Demystifying DataFrame and Dataset

Slides PDF Video

Apache Spark achieves high performance with ease of programming due to a well-balanced design between ease of usage of APIs and the state-of-the-art runtime optimization. In Spark 1.3, DataFrame API was introduced to write a SQL-like program in a declarative manner. It can achieve superior performance by leveraging advantages in Project Tungsten. In Spark 1.6, Dataset API was introduced to write a generic program, such as machine learning in a functional manner. It was also designed to achieve superior performance by reusing the advantages in Project Tungsten. The differences between DataFrame and Dataset are not fully understood in the community, and it is worth understanding these differences because it is becoming popular to write programs in Dataset and for a transition of programs from RDD to Dataset.

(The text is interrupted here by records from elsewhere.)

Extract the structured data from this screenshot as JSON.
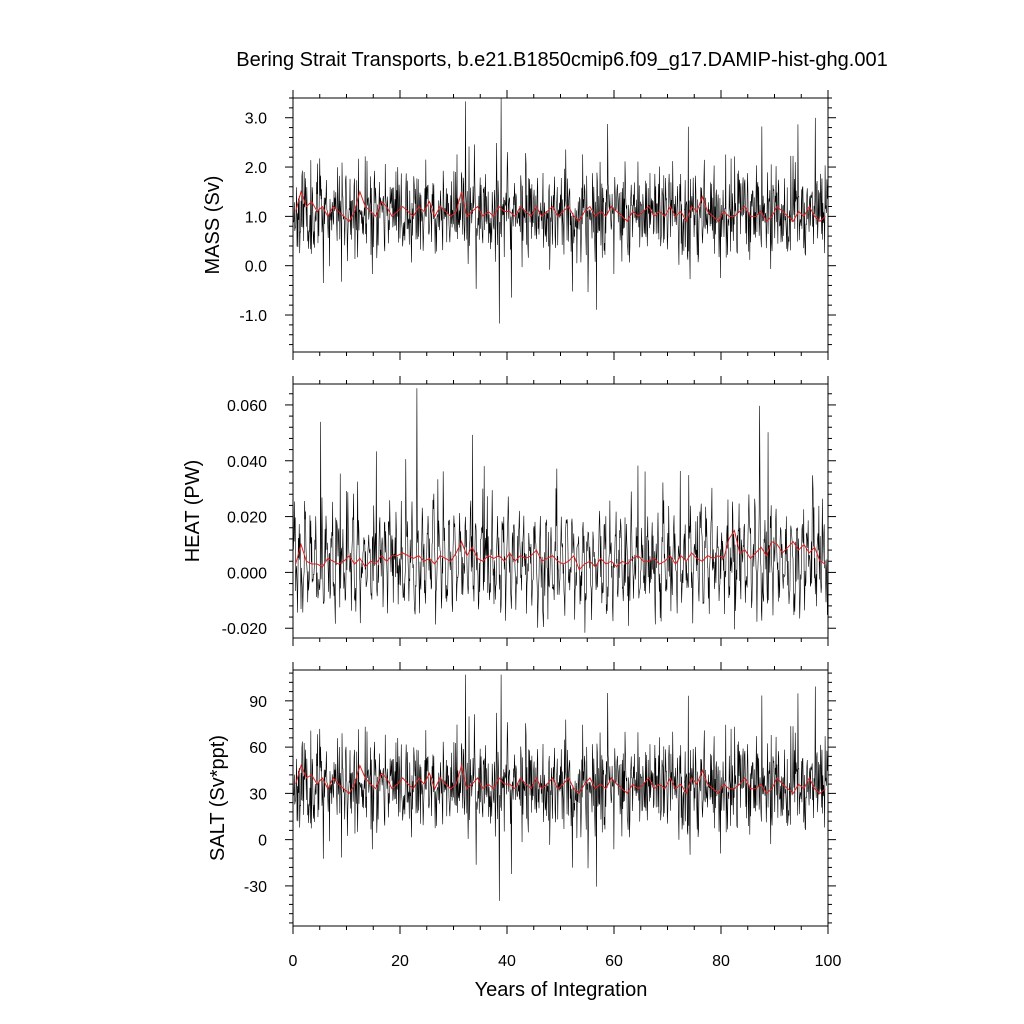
{
  "title": "Bering Strait Transports, b.e21.B1850cmip6.f09_g17.DAMIP-hist-ghg.001",
  "xlabel": "Years of Integration",
  "colors": {
    "raw": "#000000",
    "smoothed": "#e02020"
  },
  "chart_data": [
    {
      "type": "line",
      "ylabel": "MASS (Sv)",
      "xlim": [
        0,
        100
      ],
      "ylim": [
        -1.75,
        3.4
      ],
      "yticks": [
        -1.0,
        0.0,
        1.0,
        2.0,
        3.0
      ],
      "ytick_labels": [
        "-1.0",
        "0.0",
        "1.0",
        "2.0",
        "3.0"
      ],
      "xticks": [
        0,
        20,
        40,
        60,
        80,
        100
      ],
      "xtick_labels": [
        "0",
        "20",
        "40",
        "60",
        "80",
        "100"
      ],
      "series": [
        {
          "style": "monthly",
          "x_step": 0.0833,
          "mean": 1.1,
          "spread": 0.45,
          "min": -1.7,
          "max": 3.4,
          "seed": 11
        },
        {
          "style": "annual",
          "x": [
            0,
            1,
            2,
            3,
            4,
            5,
            6,
            7,
            8,
            9,
            10,
            11,
            12,
            13,
            14,
            15,
            16,
            17,
            18,
            19,
            20,
            21,
            22,
            23,
            24,
            25,
            26,
            27,
            28,
            29,
            30,
            31,
            32,
            33,
            34,
            35,
            36,
            37,
            38,
            39,
            40,
            41,
            42,
            43,
            44,
            45,
            46,
            47,
            48,
            49,
            50,
            51,
            52,
            53,
            54,
            55,
            56,
            57,
            58,
            59,
            60,
            61,
            62,
            63,
            64,
            65,
            66,
            67,
            68,
            69,
            70,
            71,
            72,
            73,
            74,
            75,
            76,
            77,
            78,
            79,
            80,
            81,
            82,
            83,
            84,
            85,
            86,
            87,
            88,
            89,
            90,
            91,
            92,
            93,
            94,
            95,
            96,
            97,
            98,
            99
          ],
          "y": [
            1.1,
            1.5,
            1.2,
            1.3,
            1.1,
            1.2,
            1.0,
            1.2,
            1.1,
            1.0,
            0.9,
            1.1,
            1.5,
            1.2,
            1.1,
            1.0,
            1.3,
            1.2,
            1.0,
            1.1,
            1.2,
            1.1,
            1.0,
            1.2,
            1.1,
            1.3,
            1.0,
            1.2,
            1.1,
            1.0,
            1.1,
            1.5,
            1.0,
            1.1,
            1.2,
            1.0,
            1.1,
            1.0,
            1.2,
            1.1,
            1.1,
            1.0,
            1.2,
            1.1,
            1.0,
            1.2,
            1.0,
            1.1,
            1.2,
            1.0,
            1.1,
            1.2,
            1.0,
            0.9,
            1.1,
            1.2,
            1.0,
            1.1,
            1.0,
            1.2,
            1.1,
            1.0,
            0.9,
            1.1,
            1.0,
            1.1,
            1.2,
            1.0,
            1.1,
            1.0,
            1.2,
            1.0,
            1.1,
            0.9,
            1.2,
            1.1,
            1.4,
            1.1,
            1.0,
            0.9,
            1.1,
            1.0,
            1.0,
            1.1,
            1.2,
            1.0,
            1.0,
            1.1,
            0.9,
            1.0,
            1.2,
            1.1,
            1.0,
            0.9,
            1.1,
            1.0,
            1.2,
            1.0,
            0.9,
            1.0
          ]
        }
      ]
    },
    {
      "type": "line",
      "ylabel": "HEAT (PW)",
      "xlim": [
        0,
        100
      ],
      "ylim": [
        -0.0235,
        0.0675
      ],
      "yticks": [
        -0.02,
        0.0,
        0.02,
        0.04,
        0.06
      ],
      "ytick_labels": [
        "-0.020",
        "0.000",
        "0.020",
        "0.040",
        "0.060"
      ],
      "xticks": [
        0,
        20,
        40,
        60,
        80,
        100
      ],
      "xtick_labels": [
        "0",
        "20",
        "40",
        "60",
        "80",
        "100"
      ],
      "series": [
        {
          "style": "monthly_seasonal",
          "x_step": 0.0833,
          "mean": 0.004,
          "spread": 0.012,
          "min": -0.023,
          "max": 0.066,
          "seed": 29
        },
        {
          "style": "annual",
          "x": [
            0,
            1,
            2,
            3,
            4,
            5,
            6,
            7,
            8,
            9,
            10,
            11,
            12,
            13,
            14,
            15,
            16,
            17,
            18,
            19,
            20,
            21,
            22,
            23,
            24,
            25,
            26,
            27,
            28,
            29,
            30,
            31,
            32,
            33,
            34,
            35,
            36,
            37,
            38,
            39,
            40,
            41,
            42,
            43,
            44,
            45,
            46,
            47,
            48,
            49,
            50,
            51,
            52,
            53,
            54,
            55,
            56,
            57,
            58,
            59,
            60,
            61,
            62,
            63,
            64,
            65,
            66,
            67,
            68,
            69,
            70,
            71,
            72,
            73,
            74,
            75,
            76,
            77,
            78,
            79,
            80,
            81,
            82,
            83,
            84,
            85,
            86,
            87,
            88,
            89,
            90,
            91,
            92,
            93,
            94,
            95,
            96,
            97,
            98,
            99
          ],
          "y": [
            0.003,
            0.01,
            0.004,
            0.003,
            0.003,
            0.002,
            0.005,
            0.004,
            0.003,
            0.004,
            0.006,
            0.003,
            0.005,
            0.002,
            0.004,
            0.003,
            0.006,
            0.004,
            0.006,
            0.006,
            0.007,
            0.006,
            0.005,
            0.006,
            0.004,
            0.005,
            0.003,
            0.006,
            0.005,
            0.004,
            0.007,
            0.011,
            0.006,
            0.009,
            0.005,
            0.004,
            0.006,
            0.005,
            0.006,
            0.004,
            0.007,
            0.004,
            0.006,
            0.005,
            0.006,
            0.008,
            0.004,
            0.005,
            0.006,
            0.004,
            0.003,
            0.004,
            0.006,
            0.001,
            0.003,
            0.004,
            0.002,
            0.005,
            0.003,
            0.004,
            0.002,
            0.004,
            0.003,
            0.005,
            0.006,
            0.004,
            0.004,
            0.005,
            0.003,
            0.004,
            0.006,
            0.003,
            0.006,
            0.004,
            0.007,
            0.005,
            0.004,
            0.006,
            0.005,
            0.006,
            0.005,
            0.012,
            0.015,
            0.007,
            0.008,
            0.005,
            0.007,
            0.009,
            0.006,
            0.011,
            0.01,
            0.007,
            0.009,
            0.011,
            0.008,
            0.01,
            0.007,
            0.009,
            0.004,
            0.003
          ]
        }
      ]
    },
    {
      "type": "line",
      "ylabel": "SALT (Sv*ppt)",
      "xlim": [
        0,
        100
      ],
      "ylim": [
        -56,
        110
      ],
      "yticks": [
        -30,
        0,
        30,
        60,
        90
      ],
      "ytick_labels": [
        "-30",
        "0",
        "30",
        "60",
        "90"
      ],
      "xticks": [
        0,
        20,
        40,
        60,
        80,
        100
      ],
      "xtick_labels": [
        "0",
        "20",
        "40",
        "60",
        "80",
        "100"
      ],
      "series": [
        {
          "style": "monthly",
          "x_step": 0.0833,
          "mean": 36,
          "spread": 15,
          "min": -55,
          "max": 107,
          "seed": 11
        },
        {
          "style": "annual",
          "x": [
            0,
            1,
            2,
            3,
            4,
            5,
            6,
            7,
            8,
            9,
            10,
            11,
            12,
            13,
            14,
            15,
            16,
            17,
            18,
            19,
            20,
            21,
            22,
            23,
            24,
            25,
            26,
            27,
            28,
            29,
            30,
            31,
            32,
            33,
            34,
            35,
            36,
            37,
            38,
            39,
            40,
            41,
            42,
            43,
            44,
            45,
            46,
            47,
            48,
            49,
            50,
            51,
            52,
            53,
            54,
            55,
            56,
            57,
            58,
            59,
            60,
            61,
            62,
            63,
            64,
            65,
            66,
            67,
            68,
            69,
            70,
            71,
            72,
            73,
            74,
            75,
            76,
            77,
            78,
            79,
            80,
            81,
            82,
            83,
            84,
            85,
            86,
            87,
            88,
            89,
            90,
            91,
            92,
            93,
            94,
            95,
            96,
            97,
            98,
            99
          ],
          "y": [
            36,
            48,
            40,
            42,
            36,
            40,
            33,
            40,
            36,
            33,
            30,
            36,
            48,
            40,
            36,
            33,
            43,
            40,
            33,
            36,
            40,
            36,
            33,
            40,
            36,
            43,
            33,
            40,
            36,
            33,
            36,
            48,
            33,
            36,
            40,
            33,
            36,
            33,
            40,
            36,
            36,
            33,
            40,
            36,
            33,
            40,
            33,
            36,
            40,
            33,
            36,
            40,
            33,
            30,
            36,
            40,
            33,
            36,
            33,
            40,
            36,
            33,
            30,
            36,
            33,
            36,
            40,
            33,
            36,
            33,
            40,
            33,
            36,
            30,
            40,
            36,
            45,
            36,
            33,
            30,
            36,
            33,
            33,
            36,
            40,
            33,
            33,
            36,
            30,
            33,
            40,
            36,
            33,
            30,
            36,
            33,
            40,
            33,
            30,
            33
          ]
        }
      ]
    }
  ]
}
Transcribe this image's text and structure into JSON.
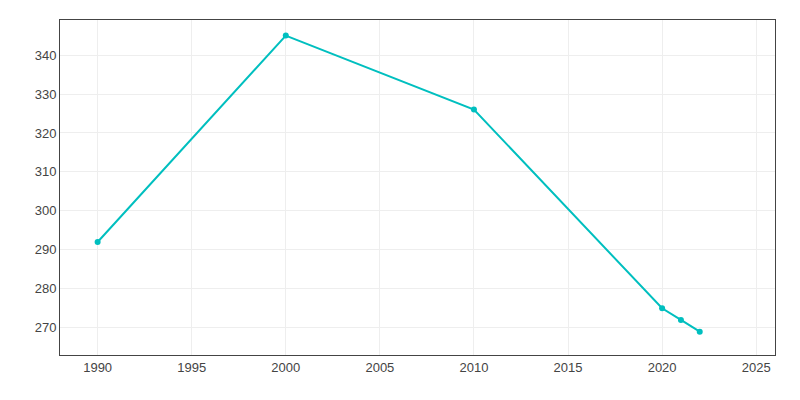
{
  "chart_data": {
    "type": "line",
    "x": [
      1990,
      2000,
      2010,
      2020,
      2021,
      2022
    ],
    "values": [
      292,
      345,
      326,
      275,
      272,
      269
    ],
    "color": "#00BFBF",
    "marker": "circle",
    "xlim": [
      1988,
      2026
    ],
    "ylim": [
      263,
      349
    ],
    "xticks": [
      1990,
      1995,
      2000,
      2005,
      2010,
      2015,
      2020,
      2025
    ],
    "yticks": [
      270,
      280,
      290,
      300,
      310,
      320,
      330,
      340
    ],
    "grid": true
  }
}
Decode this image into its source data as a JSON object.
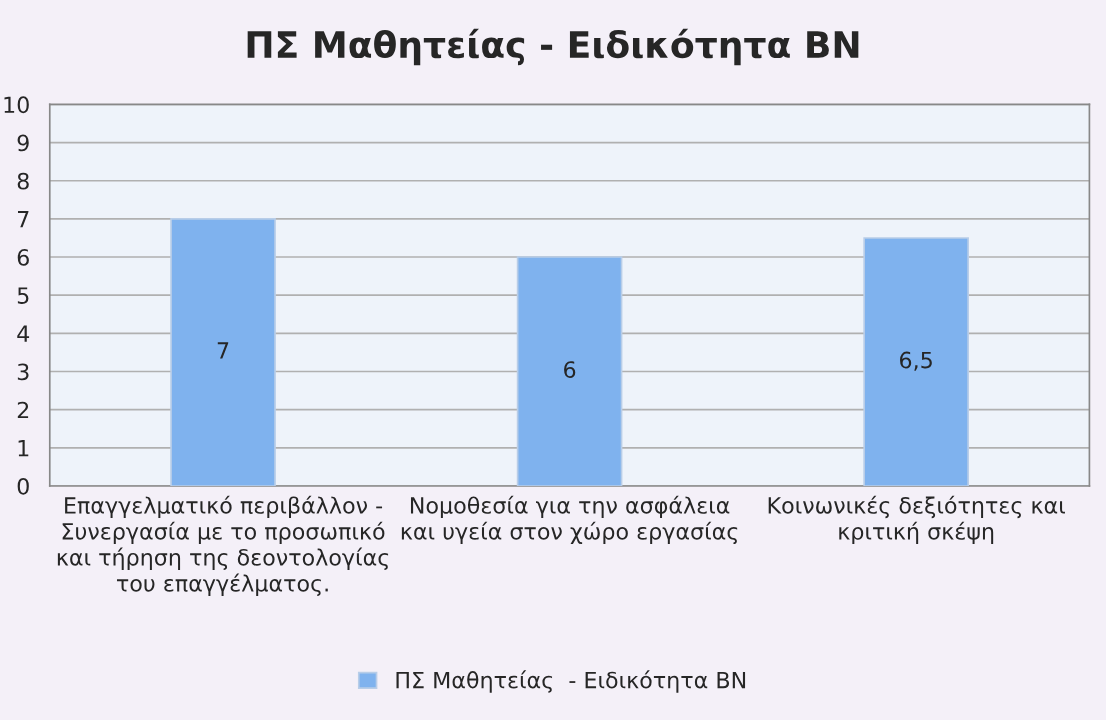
{
  "chart_data": {
    "type": "bar",
    "title": "ΠΣ Μαθητείας - Ειδικότητα ΒΝ",
    "categories": [
      "Επαγγελματικό περιβάλλον -\nΣυνεργασία με το προσωπικό\nκαι τήρηση της δεοντολογίας\nτου επαγγέλματος.",
      "Νομοθεσία για την ασφάλεια\nκαι υγεία στον χώρο εργασίας",
      "Κοινωνικές δεξιότητες και\nκριτική σκέψη"
    ],
    "series": [
      {
        "name": "ΠΣ Μαθητείας  - Ειδικότητα ΒΝ",
        "color": "#7fb2ee",
        "values": [
          7,
          6,
          6.5
        ],
        "value_labels": [
          "7",
          "6",
          "6,5"
        ]
      }
    ],
    "ylim": [
      0,
      10
    ],
    "yticks": [
      0,
      1,
      2,
      3,
      4,
      5,
      6,
      7,
      8,
      9,
      10
    ],
    "grid": "y",
    "legend": "bottom"
  }
}
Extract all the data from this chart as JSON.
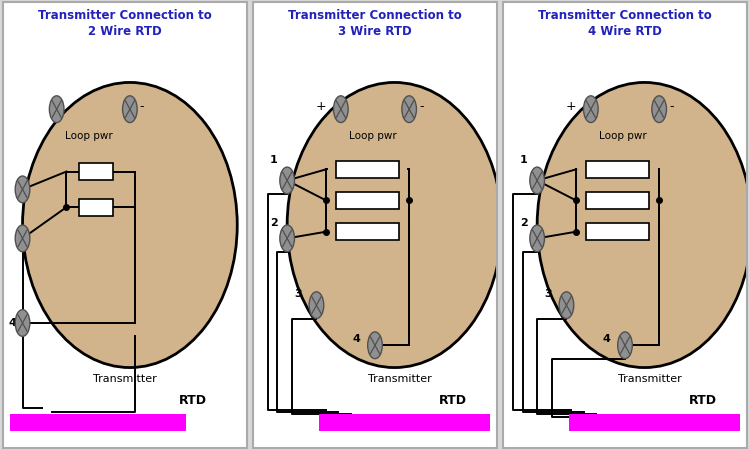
{
  "bg_color": "#d8d8d8",
  "panel_bg": "#ffffff",
  "circle_color": "#D2B48C",
  "circle_edge": "#000000",
  "screw_color": "#909090",
  "screw_edge": "#505050",
  "rtd_bar_color": "#FF00FF",
  "title_color": "#2222BB",
  "wire_color": "#000000",
  "panel_titles": [
    "Transmitter Connection to\n2 Wire RTD",
    "Transmitter Connection to\n3 Wire RTD",
    "Transmitter Connection to\n4 Wire RTD"
  ]
}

This session will explore the differences between DataFrame and Dataset using programs that performs the same operations (e.g. filter()). Dr. Ishizaki will give several comparisons from levels of source code, SQL execution plans, SQL optimizations, generated Java code, data representations and runtime performance. He will show performance difference of the programs between DataFrame and Dataset, and will identify the cause of the difference. He will also explain opportunities and approaches to improve performance of Dataset programs by alleviating some of issues.

Learn to understand the differences between DataFrame and Dataset from several views; get to know performance differences of programs, which perform the same computation, by using the DataFrame API and the Dataset API; and understand opportunities to improve performance of programs in the Dataset API.

Session hashtag: #SFdev20

Dr. Kazuaki Ishizaki, Research Staff at IBM

About Dr.

Dr. Kazuaki Ishizaki is a research staff member at IBM Research – Tokyo. He has over 20 years of experience conducting research and development of dynamic compilers for Java and other languages. He is an expert in compiler optimizations, runtime systems, and parallel processing. He has been working for IBM Java just-in-time compiler and virtual machine from JDK 1.0 to Java 8. His research has focused on how system software can enable programmers to transparently exploit SIMD/GPUs in high-level languages and frameworks. He makes many contributions to Spark, especially in Catalyst and Tungsten. He is an ACM senior member.